Out of these, the most exciting was easily Parquet Courts, whose hooky, deadpan shamble-rock—the kind of spiky yet aloof sound every Velvet Underground acolyte has ever aimed for—has been the talk of the festival, and for good reason, as they’re primed to be the Cloud Nothings-style breakout of this year. They whipped through cool struts like “Stoned And Starving” with arty aplomb, and then sarcastically thanked Nationwide Insurance with the same deadpan air. As I overheard someone say after the band’s set, “They just get it, you know?” (Though I suppose he alsocould have been talking about Nationwide.)
Wandering off to get food at the Liberty led to one of those random SXSW happenstances: Finding this guy who jumped, unannounced, onto a stage to scream his improvised songs built around one repeated lyric (“The woman’s at the door!” “Gotta have that punk-rock style!” etc.) over a Wesley Willis-style keyboard backing track. One of our Onion employees seemed to think it was an especially grubby-looking David Liebe Hart, of Tim And Eric fame. I kind of think it was just a crazy person. Watch the video and judge for yourself.
After that hectic day—which culminated in an apparently moonshine-fueled set from snarling, shouty Canadian punks Single Mothers—I looked to the Ghostly International showcase at Holy Mountain for something a little more soothing. I definitely got it with Dauwd, whose throwback deep house music relies on a huge, unwavering four-on-the-floor beat and warm synth-bass lines. It was hypnotic and, eventually, kind of dully repetitive, which set things up nicely for Beacon, whose wispy, soporific downtempo electro-ballads—delivered in Thomas Mullarney’s hesitant sotto voce—were dreamy enough, yet so hookless and anticlimactic, it took the audience a moment to realize that they were over and it was time to clap politely.

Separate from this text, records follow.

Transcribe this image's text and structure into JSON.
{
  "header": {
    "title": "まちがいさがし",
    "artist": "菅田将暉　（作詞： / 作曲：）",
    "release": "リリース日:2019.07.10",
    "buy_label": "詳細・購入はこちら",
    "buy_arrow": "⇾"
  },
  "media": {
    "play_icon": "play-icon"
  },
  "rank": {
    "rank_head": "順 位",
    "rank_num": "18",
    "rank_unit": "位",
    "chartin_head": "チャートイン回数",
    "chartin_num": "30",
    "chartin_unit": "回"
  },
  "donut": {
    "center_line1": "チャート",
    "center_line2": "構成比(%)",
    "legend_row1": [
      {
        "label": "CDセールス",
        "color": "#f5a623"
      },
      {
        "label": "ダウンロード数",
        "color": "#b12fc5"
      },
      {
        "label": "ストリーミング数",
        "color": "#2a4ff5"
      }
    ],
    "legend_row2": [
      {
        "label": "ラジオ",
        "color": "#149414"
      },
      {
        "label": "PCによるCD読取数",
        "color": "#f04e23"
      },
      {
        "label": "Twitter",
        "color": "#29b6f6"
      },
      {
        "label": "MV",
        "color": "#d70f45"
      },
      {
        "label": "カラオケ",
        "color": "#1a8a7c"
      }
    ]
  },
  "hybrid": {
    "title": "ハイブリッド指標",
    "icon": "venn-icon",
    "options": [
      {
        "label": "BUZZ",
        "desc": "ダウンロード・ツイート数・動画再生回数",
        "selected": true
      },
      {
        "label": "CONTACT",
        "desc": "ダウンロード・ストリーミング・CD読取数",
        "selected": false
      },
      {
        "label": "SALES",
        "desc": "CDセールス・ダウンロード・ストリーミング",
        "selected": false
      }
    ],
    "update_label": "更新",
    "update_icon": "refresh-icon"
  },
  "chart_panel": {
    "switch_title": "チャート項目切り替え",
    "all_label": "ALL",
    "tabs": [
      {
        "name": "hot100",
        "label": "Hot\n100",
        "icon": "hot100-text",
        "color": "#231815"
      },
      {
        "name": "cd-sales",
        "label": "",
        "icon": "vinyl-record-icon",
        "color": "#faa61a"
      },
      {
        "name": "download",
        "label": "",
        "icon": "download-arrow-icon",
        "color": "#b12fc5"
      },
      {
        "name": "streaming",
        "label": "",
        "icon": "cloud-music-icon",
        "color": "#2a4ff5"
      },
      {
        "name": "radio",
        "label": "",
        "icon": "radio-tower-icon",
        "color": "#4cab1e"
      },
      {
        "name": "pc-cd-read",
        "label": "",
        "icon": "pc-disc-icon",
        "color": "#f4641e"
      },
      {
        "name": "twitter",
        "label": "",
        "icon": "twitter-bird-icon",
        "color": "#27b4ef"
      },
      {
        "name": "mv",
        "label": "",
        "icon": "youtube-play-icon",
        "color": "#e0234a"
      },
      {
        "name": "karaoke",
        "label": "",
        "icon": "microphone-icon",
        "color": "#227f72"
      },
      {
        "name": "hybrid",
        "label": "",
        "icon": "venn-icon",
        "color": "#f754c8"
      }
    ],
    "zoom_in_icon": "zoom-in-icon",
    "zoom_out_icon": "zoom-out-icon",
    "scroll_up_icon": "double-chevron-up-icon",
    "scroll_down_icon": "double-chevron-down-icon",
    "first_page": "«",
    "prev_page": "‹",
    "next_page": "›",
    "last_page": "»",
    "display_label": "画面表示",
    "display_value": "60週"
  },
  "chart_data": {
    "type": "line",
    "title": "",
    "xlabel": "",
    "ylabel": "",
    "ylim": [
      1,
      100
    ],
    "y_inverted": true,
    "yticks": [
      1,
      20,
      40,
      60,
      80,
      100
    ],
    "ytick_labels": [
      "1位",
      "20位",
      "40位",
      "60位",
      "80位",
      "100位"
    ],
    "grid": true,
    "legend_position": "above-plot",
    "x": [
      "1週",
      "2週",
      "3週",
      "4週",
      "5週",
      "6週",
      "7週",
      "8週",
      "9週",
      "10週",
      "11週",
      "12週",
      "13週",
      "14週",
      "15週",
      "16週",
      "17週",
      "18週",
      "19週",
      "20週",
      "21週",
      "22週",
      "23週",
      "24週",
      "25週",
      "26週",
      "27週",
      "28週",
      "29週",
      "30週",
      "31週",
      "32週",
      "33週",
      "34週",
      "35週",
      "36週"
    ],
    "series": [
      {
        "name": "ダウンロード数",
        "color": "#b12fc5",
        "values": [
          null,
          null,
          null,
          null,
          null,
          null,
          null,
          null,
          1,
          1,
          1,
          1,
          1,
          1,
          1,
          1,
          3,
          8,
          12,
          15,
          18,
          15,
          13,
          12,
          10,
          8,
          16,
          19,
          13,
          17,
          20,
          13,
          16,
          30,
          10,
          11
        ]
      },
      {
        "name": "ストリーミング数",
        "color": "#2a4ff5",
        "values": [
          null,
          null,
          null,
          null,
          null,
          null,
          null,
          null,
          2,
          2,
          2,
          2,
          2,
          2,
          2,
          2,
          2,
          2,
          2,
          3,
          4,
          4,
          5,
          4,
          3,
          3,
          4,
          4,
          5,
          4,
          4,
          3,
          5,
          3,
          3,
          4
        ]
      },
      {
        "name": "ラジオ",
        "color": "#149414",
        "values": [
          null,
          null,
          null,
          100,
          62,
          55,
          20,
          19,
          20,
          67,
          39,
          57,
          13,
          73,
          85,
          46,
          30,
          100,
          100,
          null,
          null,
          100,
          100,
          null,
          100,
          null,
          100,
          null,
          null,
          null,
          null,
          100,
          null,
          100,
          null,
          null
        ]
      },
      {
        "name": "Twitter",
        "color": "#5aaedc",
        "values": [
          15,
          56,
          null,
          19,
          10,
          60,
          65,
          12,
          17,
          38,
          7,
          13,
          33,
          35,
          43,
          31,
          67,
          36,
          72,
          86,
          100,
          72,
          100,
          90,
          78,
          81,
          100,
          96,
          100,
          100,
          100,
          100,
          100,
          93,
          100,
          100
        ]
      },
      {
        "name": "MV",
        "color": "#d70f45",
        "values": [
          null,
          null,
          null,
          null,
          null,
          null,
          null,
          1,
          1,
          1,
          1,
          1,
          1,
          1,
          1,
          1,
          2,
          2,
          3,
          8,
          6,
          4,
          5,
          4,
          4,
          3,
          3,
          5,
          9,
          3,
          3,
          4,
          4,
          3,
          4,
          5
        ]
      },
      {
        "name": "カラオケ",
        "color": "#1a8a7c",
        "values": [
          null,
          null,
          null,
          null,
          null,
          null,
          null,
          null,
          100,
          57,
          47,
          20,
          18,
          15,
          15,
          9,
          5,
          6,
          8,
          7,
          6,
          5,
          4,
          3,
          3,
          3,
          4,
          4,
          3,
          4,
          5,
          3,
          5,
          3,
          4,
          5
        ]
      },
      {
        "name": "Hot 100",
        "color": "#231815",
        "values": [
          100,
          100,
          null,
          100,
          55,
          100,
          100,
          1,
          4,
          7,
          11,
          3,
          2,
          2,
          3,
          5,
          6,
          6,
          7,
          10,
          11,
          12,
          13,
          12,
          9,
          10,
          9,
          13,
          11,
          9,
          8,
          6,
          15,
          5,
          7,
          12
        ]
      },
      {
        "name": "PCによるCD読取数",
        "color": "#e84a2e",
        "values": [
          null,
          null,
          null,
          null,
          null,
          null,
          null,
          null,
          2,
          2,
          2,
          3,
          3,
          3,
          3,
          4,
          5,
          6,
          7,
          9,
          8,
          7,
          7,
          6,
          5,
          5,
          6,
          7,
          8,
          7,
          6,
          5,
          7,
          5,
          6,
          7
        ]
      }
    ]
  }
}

No Ceremony/// is another one of those bands everyone’s been talking about over the last couple days, and it’s also easy to see why: They hit that current sweet spot between dark, new-rave electronica and the smoothed-out, early-’90s soul-pop that’s suddenly so trendy again. The group’s also a bit of a mystery, purposefully shrouding itself in promo photos, rarely consenting to interviews, and apparently even using different female singers at their shows. Whoever was fronting the band at its Latitude 30 set was certainly bewitching, and she had a star quality that gave even the more weightless disco-pop numbers real gravity. If the band wanted to abandon its whole occult enigma shtick and play up her sensuality, No Ceremony/// could well become the second coming of Garbage. Or, judging by some of its more ethereal ballads, maybe the next Lisa Stansfield.
Finishing out the night, I caught Local Natives doing their last SXSW show of the week over on the Mohawk stage. The first time I ever saw this band was at a sparsely attended 7 p.m. slot on a Frenchkiss Records showcase a couple years ago, and it was obvious then they would never play such a low-stakes slot again. Their evolution was borne out here by a packed crowd singing along not only to “Airplanes” and “Sun Hands,” but even the songs from the just-released Hummingbird. The group makes straightforward, pleasantly harmonious, old-fashioned indie rock—and in a landscape where that style’s becoming increasingly shoved aside, it’s nearly back to sounding like something special.